Recent Office of National Statistic figures reveal that GDP fell by 0.3% in April after falling 0.1% in March, the first time the economy has contracted in two consecutive months since the start of the Covid pandemic. Inflation is between 7.8% and 11.1%, depending on which source you believe, and the cost of borrowing, as Money Box presenter Paul Lewis puts pithily, ‘can only go one way – up, up and probably, up.’
With no end of the war in Ukraine in sight, inflationary pressure will continue for the foreseeable future. We can count ourselves fortunate to live in a country that isn’t being blown apart as is Ukraine, but nonetheless we have an insidious war to fight of our own: against growing poverty, public services stretched to breaking point, and the very real possibility of stagnation and recession. Rocketing fuel prices and post-pandemic issues are pan-European, but in Britain we have fallen behind our European counterparts in the important matter of investment. At just 10% of GDP, capital investment by UK businesses is lower than the OECD average of 14%; there’s a growing innovation gap between UK SME performance and other countries; and depressingly, research at the London School of Economics reveals that the quality of management in British firms is below that in the US, Germany, and France.
Form Your Battle Cry
Our backs are against the wall, and it’s time to focus effort on recovery. The battle must be fought by every business, small, medium, and large, across the country, and the unifying cry must be for increased productivity, growth, and innovation. Every business needs to examine its strategy, re-calibrate as required, and above all, implement its strategy to greatest effect. Lamentably, we haven’t needed failing supply chains and rising prices to perform badly in the past. Pre-pandemic research by academics, professional bodies, and even within businesses themselves, reveal that a third of leaders rate their organisations as poor, or very poor, at implementing strategy, and two-thirds of well-crafted strategies fail to achieve all intended effects due to poor execution. But help is at hand. Implementing strategy is so often left to trial and error and experience, but when time is in short supply, calling in the experts can reap massive efficiency benefits, and consultancies such as Skarbek Associates are specifically designed to help companies in this way. Clearly, there is room for improvement in the private sector, and in the public sector too. And rather than wait for diktats from above, every organisation, school, council, general practice, and hospital, has it within its power to look at its implementation of strategy with a critical eye and make changes for the better.

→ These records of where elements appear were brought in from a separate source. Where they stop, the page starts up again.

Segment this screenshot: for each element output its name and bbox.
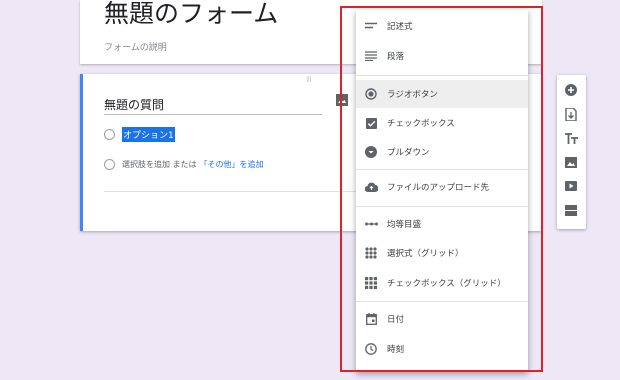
- add-other-link[interactable]: 「その他」を追加: [200, 159, 264, 170]
- checkbox-grid-icon: [364, 276, 378, 290]
- add-image-icon[interactable]: [564, 155, 578, 169]
- menu-item-paragraph[interactable]: 段落: [356, 42, 528, 70]
- add-option-link[interactable]: 選択肢を追加 または: [122, 159, 197, 170]
- form-title[interactable]: 無題のフォーム: [104, 0, 278, 30]
- linear-scale-icon: [364, 217, 378, 231]
- menu-item-checkbox-grid[interactable]: チェックボックス（グリッド）: [356, 269, 528, 297]
- question-title-underline: [104, 114, 322, 115]
- checkbox-icon: [364, 116, 378, 130]
- dropdown-icon: [364, 145, 378, 159]
- menu-item-label: 時刻: [387, 345, 405, 355]
- menu-item-label: 記述式: [387, 22, 413, 32]
- add-section-icon[interactable]: [564, 203, 578, 217]
- menu-item-date[interactable]: 日付: [356, 305, 528, 333]
- menu-item-label: 均等目盛: [387, 220, 422, 230]
- menu-item-label: チェックボックス: [387, 119, 455, 129]
- menu-item-label: 選択式（グリッド）: [387, 249, 464, 259]
- menu-item-label: 段落: [387, 52, 405, 62]
- add-image-icon[interactable]: [336, 94, 348, 106]
- drag-handle-icon[interactable]: ⁝⁝⁝: [306, 75, 312, 84]
- menu-separator: [356, 301, 528, 302]
- form-description[interactable]: フォームの説明: [104, 40, 167, 53]
- upload-icon: [364, 180, 378, 194]
- menu-item-dropdown[interactable]: プルダウン: [356, 138, 528, 166]
- menu-item-radio-button[interactable]: ラジオボタン: [356, 80, 528, 108]
- grid-icon: [364, 246, 378, 260]
- add-option-row: 選択肢を追加 または 「その他」を追加: [104, 156, 264, 172]
- menu-separator: [356, 169, 528, 170]
- add-title-icon[interactable]: [564, 131, 578, 145]
- add-video-icon[interactable]: [564, 179, 578, 193]
- option-label[interactable]: オプション1: [122, 126, 175, 142]
- menu-separator: [356, 206, 528, 207]
- menu-item-label: ファイルのアップロード先: [387, 183, 490, 193]
- active-card-accent: [80, 74, 83, 231]
- add-question-icon[interactable]: [564, 83, 578, 97]
- import-questions-icon[interactable]: [564, 107, 578, 121]
- time-icon: [364, 342, 378, 356]
- menu-item-checkbox[interactable]: チェックボックス: [356, 109, 528, 137]
- short-answer-icon: [364, 19, 378, 33]
- question-title[interactable]: 無題の質問: [104, 96, 164, 113]
- menu-item-time[interactable]: 時刻: [356, 335, 528, 363]
- side-toolbar: [557, 75, 586, 229]
- menu-item-label: ラジオボタン: [387, 90, 438, 100]
- date-icon: [364, 312, 378, 326]
- menu-item-file-upload[interactable]: ファイルのアップロード先: [356, 173, 528, 201]
- menu-item-label: チェックボックス（グリッド）: [387, 279, 506, 289]
- menu-item-label: 日付: [387, 315, 405, 325]
- option-row: オプション1: [104, 126, 175, 142]
- radio-icon: [104, 128, 115, 140]
- menu-item-short-answer[interactable]: 記述式: [356, 12, 528, 40]
- paragraph-icon: [364, 49, 378, 63]
- menu-separator: [356, 75, 528, 76]
- menu-item-label: プルダウン: [387, 148, 430, 158]
- menu-item-multiple-choice-grid[interactable]: 選択式（グリッド）: [356, 239, 528, 267]
- question-type-menu: 記述式 段落 ラジオボタン チェックボックス プルダウン ファイルのアップロード…: [356, 10, 528, 372]
- radio-icon: [104, 158, 115, 170]
- radio-button-icon: [364, 87, 378, 101]
- menu-item-linear-scale[interactable]: 均等目盛: [356, 210, 528, 238]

Sound ambitious? Yes, but possible. Purpose is a strong motivating force and there is no lack of that now: to put food on the table, to at the very least maintain our struggling public services, and to tackle the big existential crisis, climate change, whilst all the while servicing significant debt.
Learn From Others
Researching my book Making it Happen, Lessons from the Frontline of Strategy Execution, I encountered exemplars in strategy execution from multiple sectors. Dr James Morrow, a GP, turned around his Cambridgeshire practice to be rated ‘outstanding’ by the Care Quality Commission, an island of excellence and innovation, with the adoption of core business principles to improve flow and productivity whilst not for a minute compromising patient care, and incidentally, not spending one additional penny from the public purse. Tamara Rojo worked miracles at the English National Ballet, courageously challenging the traditional and introducing ground-breaking choreography from far corners of the world. John Clarke of GSK Consumer Healthcare more than doubled growth within five years by innovating hard and examining every granular detail of strategy execution as a strategy unto itself.
The combined science and art of implementing strategy isn’t something to be left to chance; it’s a broad-based skill that can be learned. There are three elements: methodology, the process and the skills; technology, a constant journey of improvement and efficiency gain; and, the big differentiator, human dynamics. The latter cannot be underestimated. We need people with vision and commitment to the cause and an ability to focus and intensify effort on the most important…and the ability to communicate. Nothing of scale or significance is achieved alone and so the objective must be understood by every player in the team, to understand in what direction to travel, and why – a shared consciousness, if you like – is reliant on trust and a lot of hard work.